Mapping the functional genomic landscape de novo with divergent transcription analysis of PRO-seq data
Abstract:
Divergent transcription, where transcription occurs bidirectionally from promoters and enhancers, is widespread in multicellular organisms, revealing active genes and enhancers while driving genome evolution and gene origination. To explore this phenomenon, we developed TrackTx, a computational framework that processes precision run-on sequencing (PRO-seq) data to identify functional genomic regions in animals and plants. TrackTx is highly automated, user-friendly, and quantifies RNA synthesis across functional regions. The beta-version is available on GitHub (SerhatAktay/TrackTx).

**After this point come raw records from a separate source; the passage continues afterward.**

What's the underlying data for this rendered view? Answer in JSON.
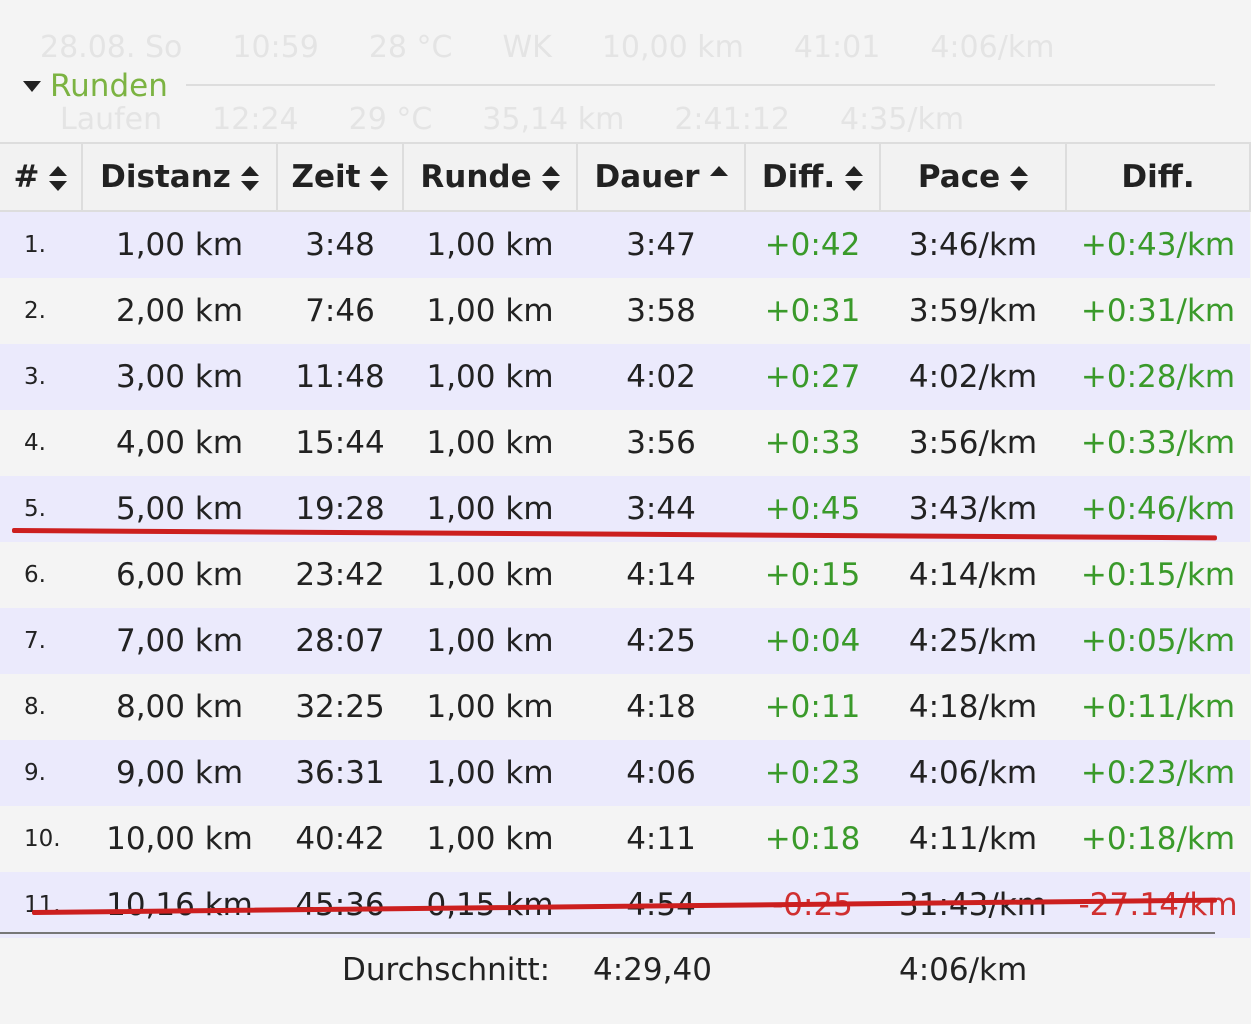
{
  "background": [
    [
      "28.08. So",
      "10:59",
      "28 °C",
      "WK",
      "10,00 km",
      "41:01",
      "4:06/km"
    ],
    [
      "Laufen",
      "12:24",
      "29 °C",
      "35,14 km",
      "2:41:12",
      "4:35/km"
    ]
  ],
  "section": {
    "title": "Runden"
  },
  "table": {
    "headers": [
      "#",
      "Distanz",
      "Zeit",
      "Runde",
      "Dauer",
      "Diff.",
      "Pace",
      "Diff."
    ],
    "rows": [
      [
        "1.",
        "1,00 km",
        "3:48",
        "1,00 km",
        "3:47",
        "+0:42",
        "3:46/km",
        "+0:43/km"
      ],
      [
        "2.",
        "2,00 km",
        "7:46",
        "1,00 km",
        "3:58",
        "+0:31",
        "3:59/km",
        "+0:31/km"
      ],
      [
        "3.",
        "3,00 km",
        "11:48",
        "1,00 km",
        "4:02",
        "+0:27",
        "4:02/km",
        "+0:28/km"
      ],
      [
        "4.",
        "4,00 km",
        "15:44",
        "1,00 km",
        "3:56",
        "+0:33",
        "3:56/km",
        "+0:33/km"
      ],
      [
        "5.",
        "5,00 km",
        "19:28",
        "1,00 km",
        "3:44",
        "+0:45",
        "3:43/km",
        "+0:46/km"
      ],
      [
        "6.",
        "6,00 km",
        "23:42",
        "1,00 km",
        "4:14",
        "+0:15",
        "4:14/km",
        "+0:15/km"
      ],
      [
        "7.",
        "7,00 km",
        "28:07",
        "1,00 km",
        "4:25",
        "+0:04",
        "4:25/km",
        "+0:05/km"
      ],
      [
        "8.",
        "8,00 km",
        "32:25",
        "1,00 km",
        "4:18",
        "+0:11",
        "4:18/km",
        "+0:11/km"
      ],
      [
        "9.",
        "9,00 km",
        "36:31",
        "1,00 km",
        "4:06",
        "+0:23",
        "4:06/km",
        "+0:23/km"
      ],
      [
        "10.",
        "10,00 km",
        "40:42",
        "1,00 km",
        "4:11",
        "+0:18",
        "4:11/km",
        "+0:18/km"
      ],
      [
        "11.",
        "10,16 km",
        "45:36",
        "0,15 km",
        "4:54",
        "-0:25",
        "31:43/km",
        "-27:14/km"
      ]
    ],
    "footer": {
      "label": "Durchschnitt:",
      "dauer": "4:29,40",
      "pace": "4:06/km"
    }
  }
}
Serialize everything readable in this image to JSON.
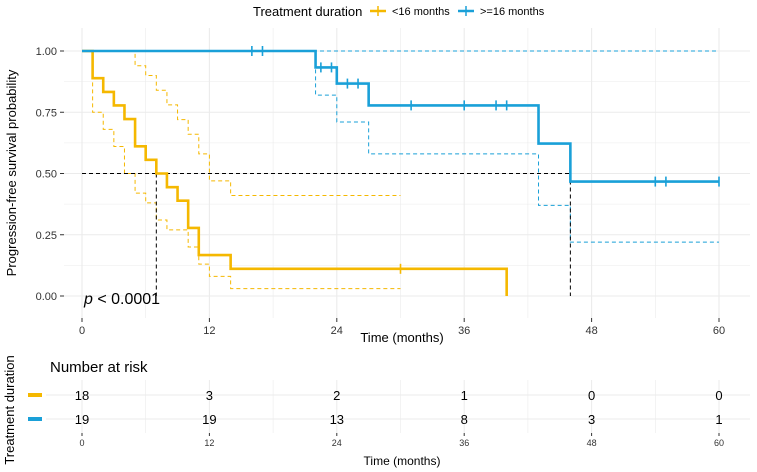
{
  "colors": {
    "short": "#f5b800",
    "long": "#1aa0d8",
    "grid": "#ebebeb",
    "median": "#000000"
  },
  "legend": {
    "title": "Treatment duration",
    "items": [
      {
        "label": "<16 months",
        "color": "#f5b800"
      },
      {
        "label": ">=16 months",
        "color": "#1aa0d8"
      }
    ]
  },
  "chart_data": {
    "type": "line",
    "title": "",
    "xlabel": "Time (months)",
    "ylabel": "Progression-free survival probability",
    "xlim": [
      0,
      60
    ],
    "ylim": [
      0,
      1
    ],
    "x_ticks": [
      0,
      12,
      24,
      36,
      48,
      60
    ],
    "x_tick_labels": [
      "0",
      "12",
      "24",
      "36",
      "48",
      "60"
    ],
    "y_ticks": [
      0,
      0.25,
      0.5,
      0.75,
      1
    ],
    "y_tick_labels": [
      "0.00",
      "0.25",
      "0.50",
      "0.75",
      "1.00"
    ],
    "grid": true,
    "legend_position": "top",
    "annotation": "p < 0.0001",
    "median_lines": [
      {
        "series": "<16 months",
        "time": 7
      },
      {
        "series": ">=16 months",
        "time": 46
      }
    ],
    "series": [
      {
        "name": "<16 months",
        "color": "#f5b800",
        "steps": [
          [
            0,
            1
          ],
          [
            1,
            0.889
          ],
          [
            2,
            0.833
          ],
          [
            3,
            0.778
          ],
          [
            4,
            0.722
          ],
          [
            5,
            0.611
          ],
          [
            6,
            0.556
          ],
          [
            7,
            0.5
          ],
          [
            8,
            0.444
          ],
          [
            9,
            0.389
          ],
          [
            10,
            0.278
          ],
          [
            11,
            0.167
          ],
          [
            14,
            0.111
          ],
          [
            40,
            0
          ]
        ],
        "end": 40,
        "censor": [
          [
            30,
            0.111
          ]
        ],
        "ci_upper": [
          [
            0,
            1
          ],
          [
            4,
            1
          ],
          [
            5,
            0.94
          ],
          [
            6,
            0.9
          ],
          [
            7,
            0.84
          ],
          [
            8,
            0.78
          ],
          [
            9,
            0.72
          ],
          [
            10,
            0.66
          ],
          [
            11,
            0.58
          ],
          [
            12,
            0.47
          ],
          [
            14,
            0.41
          ],
          [
            30,
            0.41
          ]
        ],
        "ci_lower": [
          [
            0,
            1
          ],
          [
            1,
            0.75
          ],
          [
            2,
            0.68
          ],
          [
            3,
            0.61
          ],
          [
            4,
            0.5
          ],
          [
            5,
            0.42
          ],
          [
            6,
            0.38
          ],
          [
            7,
            0.31
          ],
          [
            8,
            0.27
          ],
          [
            10,
            0.2
          ],
          [
            11,
            0.13
          ],
          [
            12,
            0.08
          ],
          [
            14,
            0.03
          ],
          [
            30,
            0.03
          ]
        ]
      },
      {
        "name": ">=16 months",
        "color": "#1aa0d8",
        "steps": [
          [
            0,
            1
          ],
          [
            22,
            0.933
          ],
          [
            24,
            0.867
          ],
          [
            27,
            0.778
          ],
          [
            43,
            0.622
          ],
          [
            46,
            0.467
          ]
        ],
        "end": 60,
        "censor": [
          [
            16,
            1
          ],
          [
            17,
            1
          ],
          [
            22.5,
            0.933
          ],
          [
            23.5,
            0.933
          ],
          [
            25,
            0.867
          ],
          [
            26,
            0.867
          ],
          [
            31,
            0.778
          ],
          [
            36,
            0.778
          ],
          [
            39,
            0.778
          ],
          [
            40,
            0.778
          ],
          [
            54,
            0.467
          ],
          [
            55,
            0.467
          ],
          [
            60,
            0.467
          ]
        ],
        "ci_upper": [
          [
            0,
            1
          ],
          [
            60,
            1
          ]
        ],
        "ci_lower": [
          [
            0,
            1
          ],
          [
            22,
            0.82
          ],
          [
            24,
            0.71
          ],
          [
            27,
            0.58
          ],
          [
            43,
            0.37
          ],
          [
            46,
            0.22
          ],
          [
            60,
            0.22
          ]
        ]
      }
    ]
  },
  "risk_table": {
    "title": "Number at risk",
    "ylabel": "Treatment duration",
    "xlabel": "Time (months)",
    "times": [
      0,
      12,
      24,
      36,
      48,
      60
    ],
    "time_labels": [
      "0",
      "12",
      "24",
      "36",
      "48",
      "60"
    ],
    "rows": [
      {
        "name": "<16 months",
        "color": "#f5b800",
        "values": [
          "18",
          "3",
          "2",
          "1",
          "0",
          "0"
        ]
      },
      {
        "name": ">=16 months",
        "color": "#1aa0d8",
        "values": [
          "19",
          "19",
          "13",
          "8",
          "3",
          "1"
        ]
      }
    ]
  }
}
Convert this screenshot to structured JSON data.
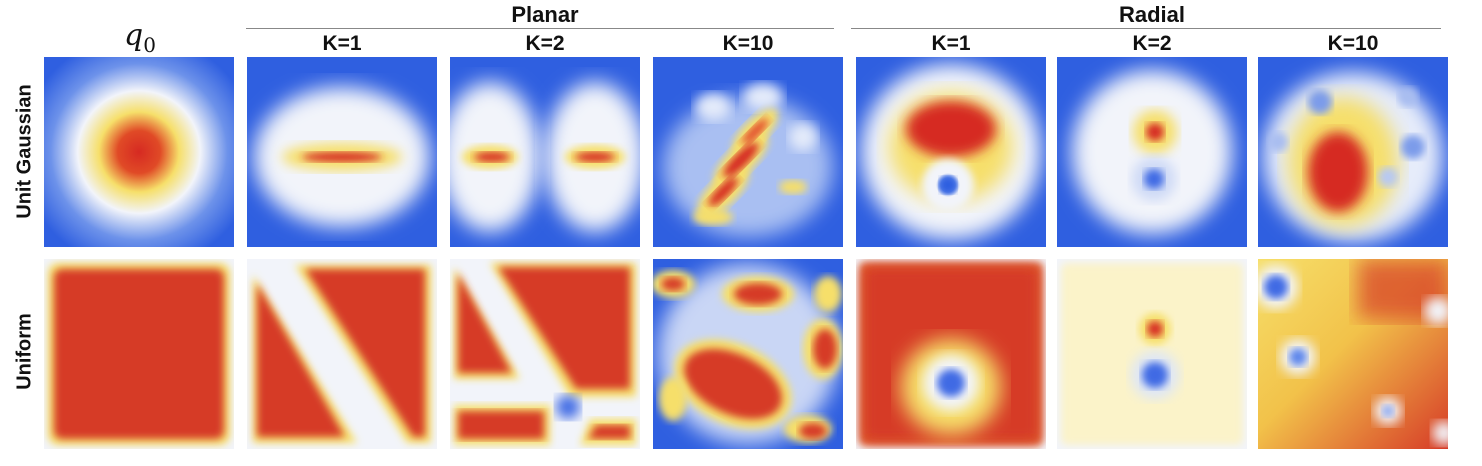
{
  "figure": {
    "groups": [
      {
        "title": "Planar",
        "columns": [
          "K=1",
          "K=2",
          "K=10"
        ]
      },
      {
        "title": "Radial",
        "columns": [
          "K=1",
          "K=2",
          "K=10"
        ]
      }
    ],
    "base_column": {
      "symbol": "q",
      "subscript": "0"
    },
    "rows": [
      "Unit Gaussian",
      "Uniform"
    ]
  },
  "colors": {
    "low": "#2f5fe0",
    "mid": "#f2f4fa",
    "mid_high": "#f6df6a",
    "high": "#d62a22"
  }
}
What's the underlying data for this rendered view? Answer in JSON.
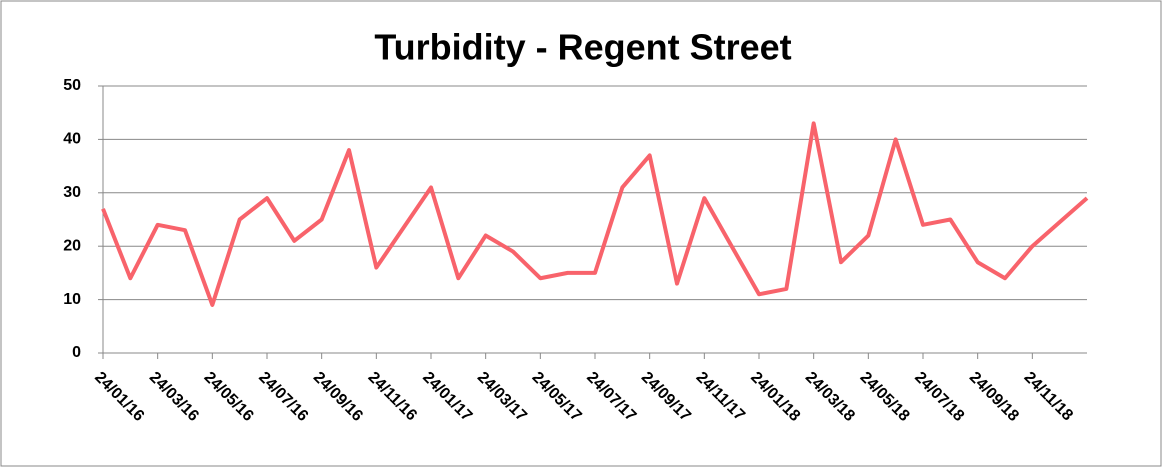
{
  "chart_data": {
    "type": "line",
    "title": "Turbidity - Regent Street",
    "categories": [
      "24/01/16",
      null,
      "24/03/16",
      null,
      "24/05/16",
      null,
      "24/07/16",
      null,
      "24/09/16",
      null,
      "24/11/16",
      null,
      "24/01/17",
      null,
      "24/03/17",
      null,
      "24/05/17",
      null,
      "24/07/17",
      null,
      "24/09/17",
      null,
      "24/11/17",
      null,
      "24/01/18",
      null,
      "24/03/18",
      null,
      "24/05/18",
      null,
      "24/07/18",
      null,
      "24/09/18",
      null,
      "24/11/18",
      null,
      null
    ],
    "series": [
      {
        "name": "Turbidity",
        "color": "#f8636b",
        "values": [
          27,
          14,
          24,
          23,
          9,
          25,
          29,
          21,
          25,
          38,
          16,
          23.5,
          31,
          14,
          22,
          19,
          14,
          15,
          15,
          31,
          37,
          13,
          29,
          20,
          11,
          12,
          43,
          17,
          22,
          40,
          24,
          25,
          17,
          14,
          20,
          24.5,
          29
        ]
      }
    ],
    "ylim": [
      0,
      50
    ],
    "yticks": [
      0,
      10,
      20,
      30,
      40,
      50
    ],
    "grid": true
  }
}
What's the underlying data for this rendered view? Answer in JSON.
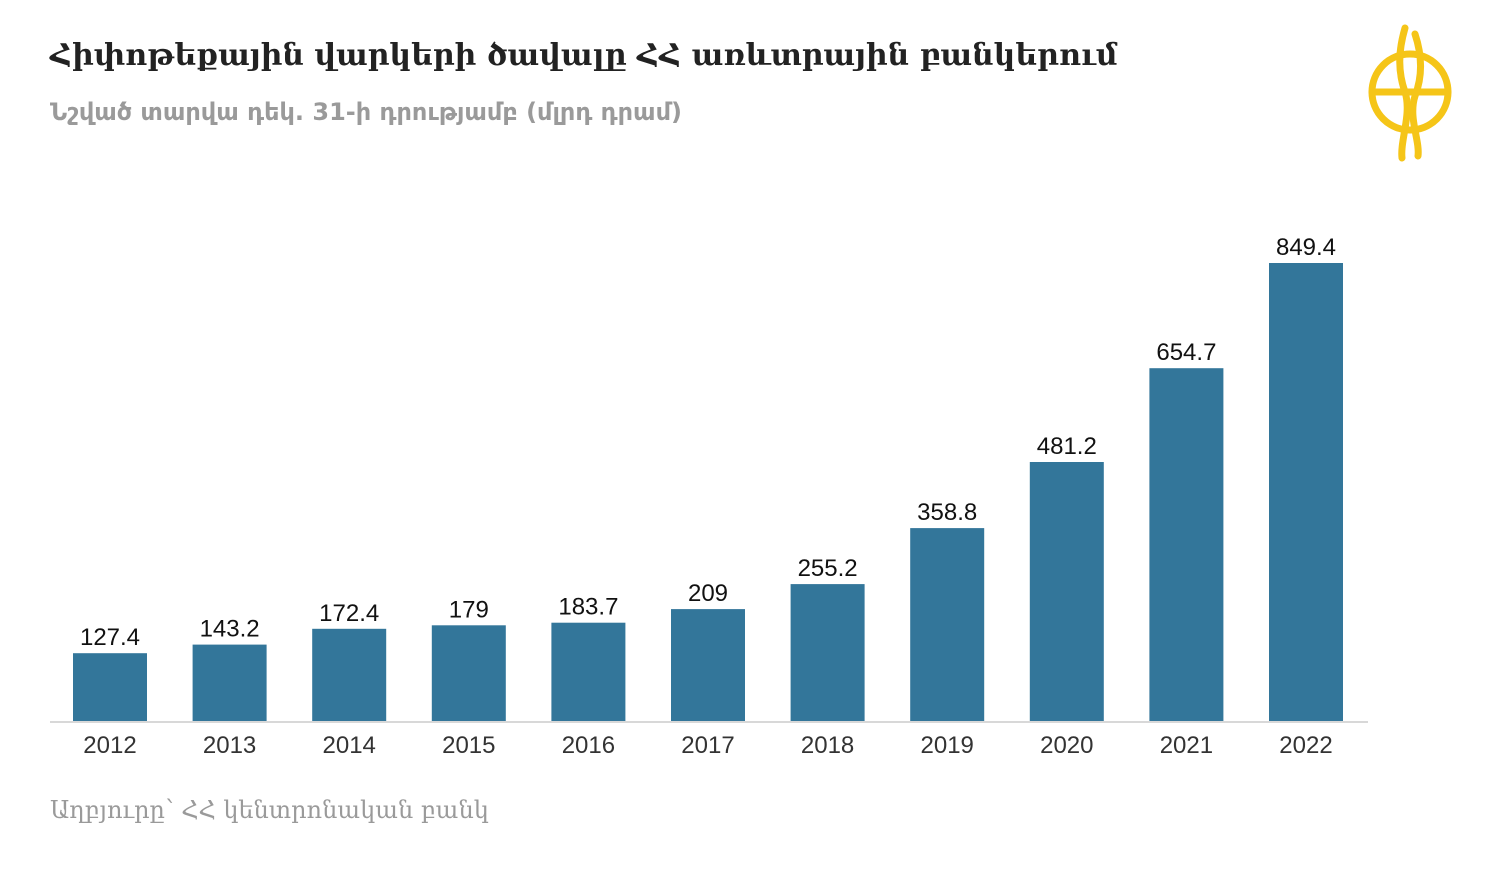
{
  "header": {
    "title": "Հիփոթեքային վարկերի ծավալը ՀՀ առևտրային բանկերում",
    "subtitle": "Նշված տարվա դեկ. 31-ի դրությամբ (մլրդ դրամ)"
  },
  "logo": {
    "icon": "publisher-logo-icon",
    "color": "#f5c518"
  },
  "footer": {
    "source": "Աղբյուրը՝ ՀՀ կենտրոնական բանկ"
  },
  "colors": {
    "bar": "#33769a",
    "baseline": "#d8d8d8",
    "label": "#111111"
  },
  "chart_data": {
    "type": "bar",
    "categories": [
      "2012",
      "2013",
      "2014",
      "2015",
      "2016",
      "2017",
      "2018",
      "2019",
      "2020",
      "2021",
      "2022"
    ],
    "values": [
      127.4,
      143.2,
      172.4,
      179,
      183.7,
      209,
      255.2,
      358.8,
      481.2,
      654.7,
      849.4
    ],
    "data_labels": [
      "127.4",
      "143.2",
      "172.4",
      "179",
      "183.7",
      "209",
      "255.2",
      "358.8",
      "481.2",
      "654.7",
      "849.4"
    ],
    "title": "Հիփոթեքային վարկերի ծավալը ՀՀ առևտրային բանկերում",
    "subtitle": "Նշված տարվա դեկ. 31-ի դրությամբ (մլրդ դրամ)",
    "xlabel": "",
    "ylabel": "",
    "ylim": [
      0,
      849.4
    ],
    "grid": false,
    "legend": "none"
  }
}
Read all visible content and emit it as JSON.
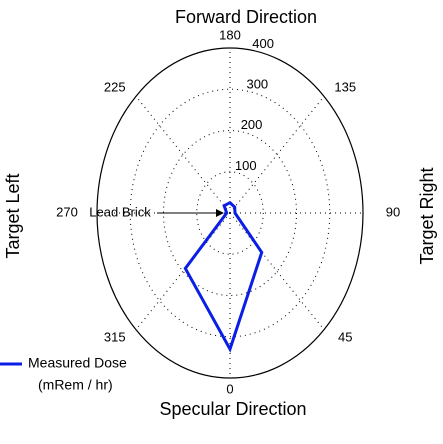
{
  "chart_data": {
    "type": "polar",
    "title": "Forward Direction",
    "bottom_label": "Specular Direction",
    "left_label": "Target Left",
    "right_label": "Target Right",
    "annotation": "Lead Brick",
    "x": [
      0,
      45,
      90,
      135,
      180,
      225,
      270,
      315
    ],
    "xticks": [
      0,
      45,
      90,
      135,
      180,
      225,
      270,
      315
    ],
    "ylim": [
      0,
      400
    ],
    "yticks": [
      100,
      200,
      300,
      400
    ],
    "grid": true,
    "legend": "bottom-left",
    "legend_units": "(mRem / hr)",
    "series": [
      {
        "name": "Measured Dose",
        "color": "#0a1ee6",
        "values": [
          330,
          135,
          15,
          20,
          25,
          25,
          10,
          190
        ]
      }
    ]
  }
}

TrackTx begins by creating a reference genome index and loading data from public or private sources. It then aligns sequenced reads to the reference genome and outputs files with genomic coordinates and counts of actively engaged RNA polymerases. The framework identifies functional genomic regions such as active promoters, gene bodies with productive elongation, enhancers, termination windows, and unannotated genes. TrackTx quantifies transcriptional activity and compares it between samples, allowing for insights into gene expression regulation.
The framework has been applied to PRO-seq data from species including human, mouse, dog, fruit fly, and plant. These analyses revealed similarities and differences in gene expression across organisms and underscored the need for updated reference genomes. Additionally, TrackTx facilitated the discovery of unannotated genes and enhancers, contributing to a more complete understanding of transcriptional landscapes. In summary, TrackTx provides a powerful tool for mapping functional genomic regions, quantifying gene expression, and exploring regulatory mechanisms of transcription across diverse species.